The malnutrition ward has grown to six tents and has patients spilling over into other sections. Children rest beneath mosquito nets in sweltering heat in almost complete silence as doctors and nurses work, preparing treatments and weighing children on a scale made from a pail and cord.

In less severe situations children get small bags of PlumpyNut, the uniquely designed peanut paste, but the most severe instances need a daily dose of fortified formula. Mohammed’s baby is given his nourishment through a medical device.

Suhayba Abdullah Abubakar’s 11-month-old boy, Sufian Sulaiman, is being fed through a nasogastric tube. The child has been unwell for the past year but Abubakar was repeatedly given only painkillers without any medical assessment, until she made the trip from Alacha to Metche.

“Every day, I see further minors joining us in this shelter,” she says. “The food we’re eating is poor, there’s not enough to eat and it’s lacking in nutrients.

“If we were at home, we could’ve adapted ourselves. You can go and grow crops, you can find employment, but here we’re dependent on what we’re given.”

And what they are provided is a limited quantity of grain, cooking oil and salt, distributed every 60 days. Such a minimal nutrition is deficient in nutrients, and the little cash she is given purchases very little in the regular markets, where values have increased.

Abubakar was transferred to Alacha after coming from Sudan in 2023, having fled the militia Rapid Support Forces’ assault on her home city of El Geneina in June that year.

Unable to get employment in Chad, her partner has traveled to Libya in the aspiration to gathering adequate cash for them to follow. She resides with his relatives, dividing up whatever food they can get.

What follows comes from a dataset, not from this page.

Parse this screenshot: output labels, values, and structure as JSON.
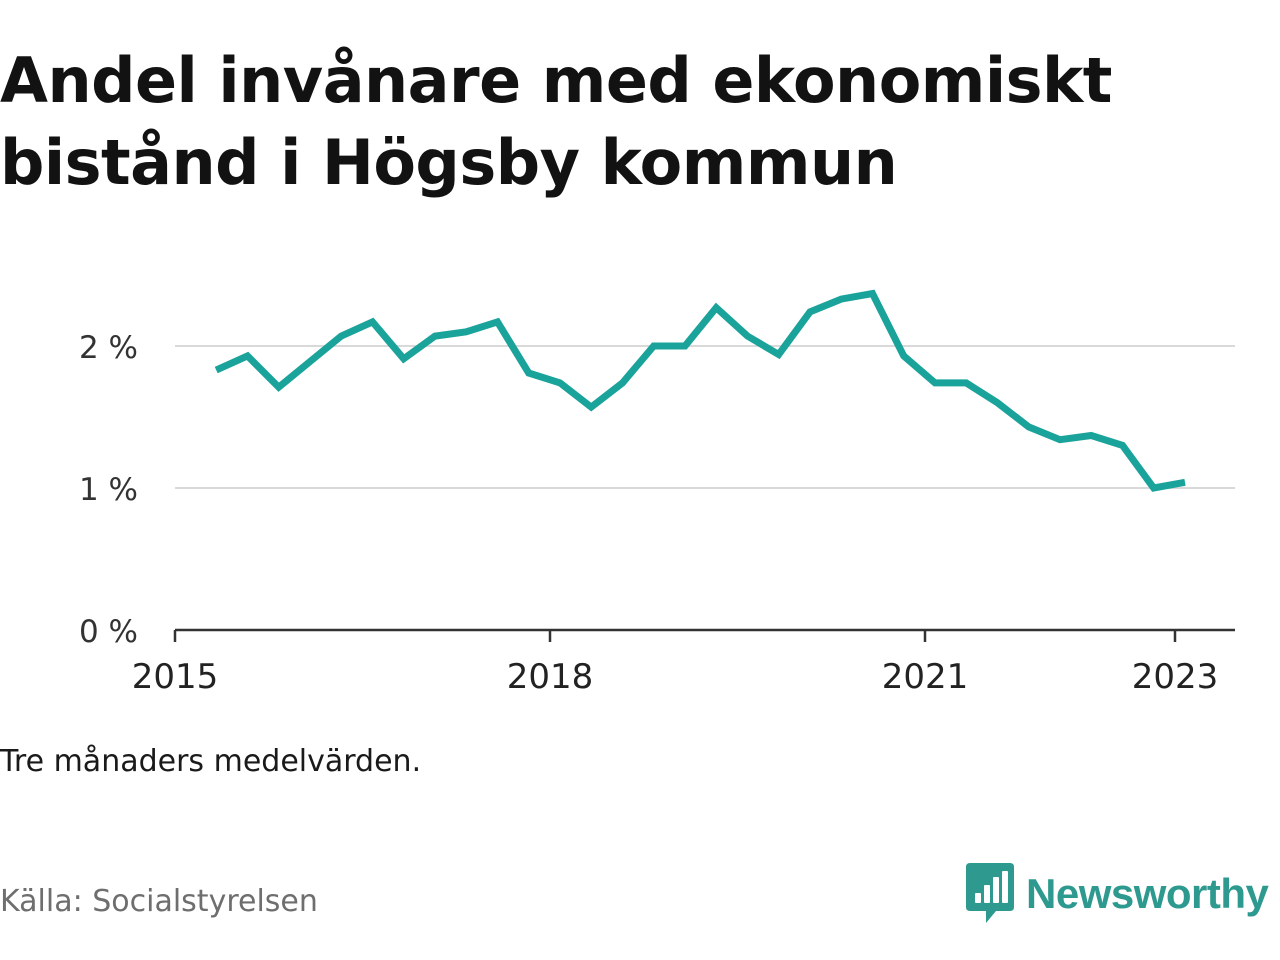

Abubakar says she has already witnessed food rations being cut and there are concerns that the abrupt cuts in foreign support money by the US, UK and other European countries, could make things worse. Despite the war in Sudan having produced the 21st century’s worst humanitarian disaster and the {scale of needs|extent

Amy Parker
Amy Parker

A tech-savvy journalist passionate about uncovering viral trends and delivering timely news updates.